Jorge Drexler hace del silencio materia prima para su «show»

Jorge Drexler hace del silencio materia prima para su «show»

El cantautor uruguayo Jorge Drexler presentó en la Ciudad de México su espectáculo Silente, un concierto en el que el silencio fue el pretexto, y a la vez, materia prima de la música.

Acompañado de un par de guitarras y algunos efectos de sonido, el cantante hizo un breve recuento de su carrera durante un peculiar “show”, en el que los silencios formaron parte esencial de sus canciones, de las cuales primero se oyó Transporte, no sin antes hincarse en el escenario del Teatro Metropólitan como muestra de gratitud a sus seguidores.

“Esto lo hicieron ustedes, esta noche está pasando aquí gracias a ustedes. Estoy feliz de traer Silente a este teatro, es un desafío estar en un lugar donde el calor nos toma por asalto”, afirmó previo a interpretar Eco.

Antes de tomar asiento, Drexler ejecutó sus éxitos Estalactitas, Deseo y Mi guitarra y vos, para luego dar paso a la primera canción que escribió en su carrera, La aparecida, la cual jamás había tocado en México y no forma parte de su repertorio habitual.

“Además de dedicársela a mi familia, que llenó de música nuestra casa, quiero incluirlos a todos ustedes en esta dedicatoria”, aseguró antes de Salvapantallas, a la que le siguieron Don de fluir y Abracadabra, tema compuesto con el mexicano David Aguilar y para la que experimentó con el sonido de un péndulo de Newton.

Silente es un concierto perfectamente pensado y coreografiado, pues durante Todo se transforma y Disneylandia, se dio la oportunidad de interactuar con la sencilla escenografía y los visuales proyectados en ésta.

Asilo, La vida es más compleja de lo que parece y Soledad se llevaron la ovación de un público expectante al estar frente a un músico sin una agrupación de apoyo. El también ganador del Oscar por la música original de la cinta Diarios de motocicleta aprovechó la ocasión para recordar su breve estancia en México cuando era niño y dedicó a sus abuelos A la sombra del ceibal, tema inédito en su extensa discografía.

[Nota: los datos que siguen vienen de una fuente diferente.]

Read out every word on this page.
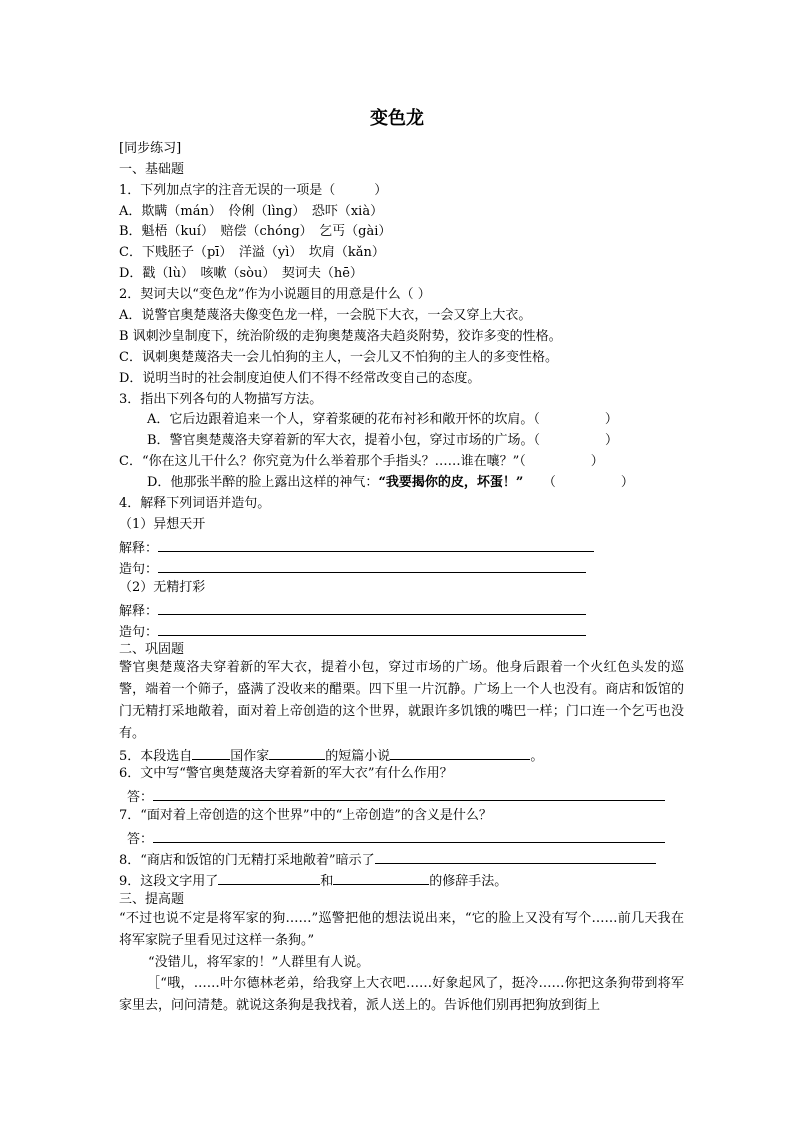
变色龙
[同步练习]
一、基础题
1．下列加点字的注音无误的一项是（　　　）
A．欺瞒（mán）　伶俐（lìng）　恐吓（xià）
B．魁梧（kuí）　赔偿（chóng）　乞丐（gài）
C．下贱胚子（pī）　洋溢（yì）　坎肩（kǎn）
D．戳（lù）　咳嗽（sòu）　契诃夫（hē）
2．契诃夫以“变色龙”作为小说题目的用意是什么（ ）
A．说警官奥楚蔑洛夫像变色龙一样，一会脱下大衣，一会又穿上大衣。
B 讽刺沙皇制度下，统治阶级的走狗奥楚蔑洛夫趋炎附势，狡诈多变的性格。
C．讽刺奥楚蔑洛夫一会儿怕狗的主人，一会儿又不怕狗的主人的多变性格。
D．说明当时的社会制度迫使人们不得不经常改变自己的态度。
3．指出下列各句的人物描写方法。
A．它后边跟着追来一个人，穿着浆硬的花布衬衫和敞开怀的坎肩。（　　　　　）
B．警官奥楚蔑洛夫穿着新的军大衣，提着小包，穿过市场的广场。（　　　　　）
C．“你在这儿干什么？你究竟为什么举着那个手指头？……谁在嚷？”（　　　　　）
D．他那张半醉的脸上露出这样的神气：“我要揭你的皮，坏蛋！”　　（　　　　　）
4．解释下列词语并造句。
（1）异想天开
解释：
造句：
（2）无精打彩
解释：
造句：
二、巩固题
警官奥楚蔑洛夫穿着新的军大衣，提着小包，穿过市场的广场。他身后跟着一个火红色头发的巡警，端着一个筛子，盛满了没收来的醋栗。四下里一片沉静。广场上一个人也没有。商店和饭馆的门无精打采地敞着，面对着上帝创造的这个世界，就跟许多饥饿的嘴巴一样；门口连一个乞丐也没有。
5．本段选自	国作家	的短篇小说	。
6．文中写“警官奥楚蔑洛夫穿着新的军大衣”有什么作用？
答：
7．“面对着上帝创造的这个世界”中的“上帝创造”的含义是什么？
答：
8．“商店和饭馆的门无精打采地敞着”暗示了
9．这段文字用了	和	的修辞手法。
三、提高题
“不过也说不定是将军家的狗……”巡警把他的想法说出来，“它的脸上又没有写个……前几天我在将军家院子里看见过这样一条狗。”
“没错儿，将军家的！”人群里有人说。
［“哦，……叶尔德林老弟，给我穿上大衣吧……好象起风了，挺冷……你把这条狗带到将军家里去，问问清楚。就说这条狗是我找着，派人送上的。告诉他们别再把狗放到街上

Otra anécdota que el artista compartió con el público fue la de Pongamos que hablo de Martínez, canción en honor a su amigo y mentor Joaquín Sabina, quien lo exhortó a abandonar su carrera de Medicina para mudarse a España y dedicarse a la música.

“Esta canción nació dos veces: la primera fue cuando la escribí, y la segunda, 10 años después, cuando la escuché en voz de Mercedes Sosa”, confesó antes de interpretar Sea. El encuentro musical finalizó con Movimiento, Silencio y Telefonía.